Of the modern 88 constellations, 43 lie predominantly within the northern celestial hemisphere, with 28 completely on the northern hemisphere. The other 14 constellations (Aquarius, Aquila, Canis Minor, Cetus, Hydra, Leo, Monoceros, Ophiuchus, Orion, Pisces, Serpens, Sextans, Taurus, and Virgo) lie in some piece on the southern hemisphere.

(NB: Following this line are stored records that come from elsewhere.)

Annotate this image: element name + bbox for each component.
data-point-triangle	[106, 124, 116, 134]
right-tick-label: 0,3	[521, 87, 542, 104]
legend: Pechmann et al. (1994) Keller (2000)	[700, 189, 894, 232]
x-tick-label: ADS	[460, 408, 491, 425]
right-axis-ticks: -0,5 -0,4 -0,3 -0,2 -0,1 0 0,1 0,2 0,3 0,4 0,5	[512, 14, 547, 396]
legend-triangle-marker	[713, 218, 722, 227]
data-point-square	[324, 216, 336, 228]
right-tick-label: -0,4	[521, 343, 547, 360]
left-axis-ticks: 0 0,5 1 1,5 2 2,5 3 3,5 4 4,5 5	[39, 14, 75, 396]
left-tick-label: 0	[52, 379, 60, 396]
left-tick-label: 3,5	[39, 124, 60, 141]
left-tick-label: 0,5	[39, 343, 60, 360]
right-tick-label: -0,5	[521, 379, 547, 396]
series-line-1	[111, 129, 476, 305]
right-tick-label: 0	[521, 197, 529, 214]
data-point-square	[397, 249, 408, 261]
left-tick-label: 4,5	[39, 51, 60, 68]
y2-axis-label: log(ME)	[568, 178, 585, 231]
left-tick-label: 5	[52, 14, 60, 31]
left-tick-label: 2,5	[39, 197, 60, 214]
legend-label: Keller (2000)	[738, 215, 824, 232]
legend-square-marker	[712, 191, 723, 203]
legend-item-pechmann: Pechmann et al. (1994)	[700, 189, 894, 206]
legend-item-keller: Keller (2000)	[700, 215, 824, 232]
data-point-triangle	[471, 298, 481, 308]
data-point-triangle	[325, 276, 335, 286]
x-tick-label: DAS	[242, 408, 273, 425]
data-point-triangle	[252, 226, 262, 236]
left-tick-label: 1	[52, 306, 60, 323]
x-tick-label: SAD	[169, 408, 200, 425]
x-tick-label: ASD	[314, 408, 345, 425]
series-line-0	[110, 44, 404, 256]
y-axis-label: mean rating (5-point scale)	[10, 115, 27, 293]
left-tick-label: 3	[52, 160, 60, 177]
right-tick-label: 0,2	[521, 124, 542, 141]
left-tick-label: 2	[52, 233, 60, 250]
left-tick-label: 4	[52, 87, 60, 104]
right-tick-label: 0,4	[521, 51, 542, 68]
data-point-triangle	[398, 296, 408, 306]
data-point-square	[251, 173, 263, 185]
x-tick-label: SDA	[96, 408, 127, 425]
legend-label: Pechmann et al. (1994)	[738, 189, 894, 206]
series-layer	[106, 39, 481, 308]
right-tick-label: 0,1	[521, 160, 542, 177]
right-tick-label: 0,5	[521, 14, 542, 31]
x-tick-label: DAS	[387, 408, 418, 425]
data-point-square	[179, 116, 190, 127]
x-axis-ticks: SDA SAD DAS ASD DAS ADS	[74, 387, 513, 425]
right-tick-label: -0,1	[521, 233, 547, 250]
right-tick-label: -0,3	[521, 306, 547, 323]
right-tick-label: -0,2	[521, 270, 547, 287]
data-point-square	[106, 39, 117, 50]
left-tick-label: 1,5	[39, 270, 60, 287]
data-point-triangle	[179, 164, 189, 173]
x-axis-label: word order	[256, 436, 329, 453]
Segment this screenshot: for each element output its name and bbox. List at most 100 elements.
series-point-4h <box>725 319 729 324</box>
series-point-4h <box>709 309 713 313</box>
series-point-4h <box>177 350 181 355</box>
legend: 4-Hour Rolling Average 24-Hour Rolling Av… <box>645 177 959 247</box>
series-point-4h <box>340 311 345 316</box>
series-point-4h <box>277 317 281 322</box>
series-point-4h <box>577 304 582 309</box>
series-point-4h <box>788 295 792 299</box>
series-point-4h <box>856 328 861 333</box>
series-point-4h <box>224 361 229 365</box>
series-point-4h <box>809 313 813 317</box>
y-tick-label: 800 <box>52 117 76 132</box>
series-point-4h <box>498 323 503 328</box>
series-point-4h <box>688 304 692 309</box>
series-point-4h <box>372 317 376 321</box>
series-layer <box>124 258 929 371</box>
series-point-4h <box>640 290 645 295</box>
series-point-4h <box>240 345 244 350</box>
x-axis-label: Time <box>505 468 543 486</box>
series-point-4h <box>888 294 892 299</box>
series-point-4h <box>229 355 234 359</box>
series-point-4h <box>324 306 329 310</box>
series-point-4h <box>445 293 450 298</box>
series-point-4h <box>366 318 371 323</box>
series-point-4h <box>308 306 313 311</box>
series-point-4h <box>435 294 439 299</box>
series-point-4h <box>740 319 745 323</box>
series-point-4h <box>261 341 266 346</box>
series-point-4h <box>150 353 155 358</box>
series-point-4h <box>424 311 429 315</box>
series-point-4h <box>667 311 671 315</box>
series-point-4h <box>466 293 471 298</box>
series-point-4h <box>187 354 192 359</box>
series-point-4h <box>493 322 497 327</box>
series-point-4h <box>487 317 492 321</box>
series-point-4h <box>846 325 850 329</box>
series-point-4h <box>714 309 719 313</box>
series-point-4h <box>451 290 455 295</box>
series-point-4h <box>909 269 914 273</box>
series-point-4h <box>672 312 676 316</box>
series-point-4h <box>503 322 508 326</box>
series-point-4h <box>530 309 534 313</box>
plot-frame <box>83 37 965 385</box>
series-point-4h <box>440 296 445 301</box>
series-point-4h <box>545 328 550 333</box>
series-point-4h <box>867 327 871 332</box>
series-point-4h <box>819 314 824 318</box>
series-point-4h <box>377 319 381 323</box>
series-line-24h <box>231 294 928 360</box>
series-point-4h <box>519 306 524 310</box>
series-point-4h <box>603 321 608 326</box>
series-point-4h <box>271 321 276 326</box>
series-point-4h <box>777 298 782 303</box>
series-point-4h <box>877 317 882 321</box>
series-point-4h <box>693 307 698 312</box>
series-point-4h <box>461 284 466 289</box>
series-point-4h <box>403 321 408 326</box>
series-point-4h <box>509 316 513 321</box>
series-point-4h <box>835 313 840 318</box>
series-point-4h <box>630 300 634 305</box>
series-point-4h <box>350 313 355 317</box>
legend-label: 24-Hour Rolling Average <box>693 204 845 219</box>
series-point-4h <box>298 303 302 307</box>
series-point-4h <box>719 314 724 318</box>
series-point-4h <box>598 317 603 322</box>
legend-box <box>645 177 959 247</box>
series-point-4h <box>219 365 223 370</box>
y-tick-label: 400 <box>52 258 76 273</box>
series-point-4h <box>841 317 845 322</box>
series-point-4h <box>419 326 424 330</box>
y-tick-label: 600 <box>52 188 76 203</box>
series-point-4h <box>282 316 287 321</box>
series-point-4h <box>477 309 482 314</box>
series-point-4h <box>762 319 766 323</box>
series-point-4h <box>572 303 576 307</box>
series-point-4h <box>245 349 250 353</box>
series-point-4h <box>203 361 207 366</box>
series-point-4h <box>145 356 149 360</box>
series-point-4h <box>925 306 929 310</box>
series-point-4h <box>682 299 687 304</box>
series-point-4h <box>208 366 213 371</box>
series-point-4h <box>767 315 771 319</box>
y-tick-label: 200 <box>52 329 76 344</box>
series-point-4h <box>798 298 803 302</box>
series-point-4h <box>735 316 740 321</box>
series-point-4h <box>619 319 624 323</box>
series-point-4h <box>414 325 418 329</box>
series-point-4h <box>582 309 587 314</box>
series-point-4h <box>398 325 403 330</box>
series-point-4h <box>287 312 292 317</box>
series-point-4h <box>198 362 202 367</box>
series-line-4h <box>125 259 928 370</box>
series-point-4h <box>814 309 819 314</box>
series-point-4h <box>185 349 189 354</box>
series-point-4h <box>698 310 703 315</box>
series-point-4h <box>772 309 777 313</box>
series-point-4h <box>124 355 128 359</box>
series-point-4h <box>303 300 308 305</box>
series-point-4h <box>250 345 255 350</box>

Eridanus has some piece within the northern celestial hemisphere.

- Andromeda
- Aquarius
- Aquila
- Aries
- Auriga
- Boötes
- Camelopardalis
- Cancer
- Canes Venatici
- Canis Minor
- Cassiopeia
- Cepheus
- Cetus
- Coma Berenices
- Corona Borealis
- Cygnus
- Delphinus
- Draco
- Equuleus
- Eridanus
- Gemini
- Hercules
- Hydra
- Lacerta
- Leo
- Leo Minor
- Lynx
- Lyra
- Monoceros
- Ophiuchus
- Orion
- Pegasus
- Perseus
- Pisces
- Sagitta
- Serpens
- Sextans
- Taurus
- Triangulum
- Ursa Major
- Ursa Minor
- Virgo
- Vulpecula

The pole star of the northern celestial hemisphere is Polaris, the brightest star in the constellation Ursa Minor.
The brightest star in the northern celestial hemisphere is Arcturus, the fourth-brightest star in the sky, closely followed by Vega.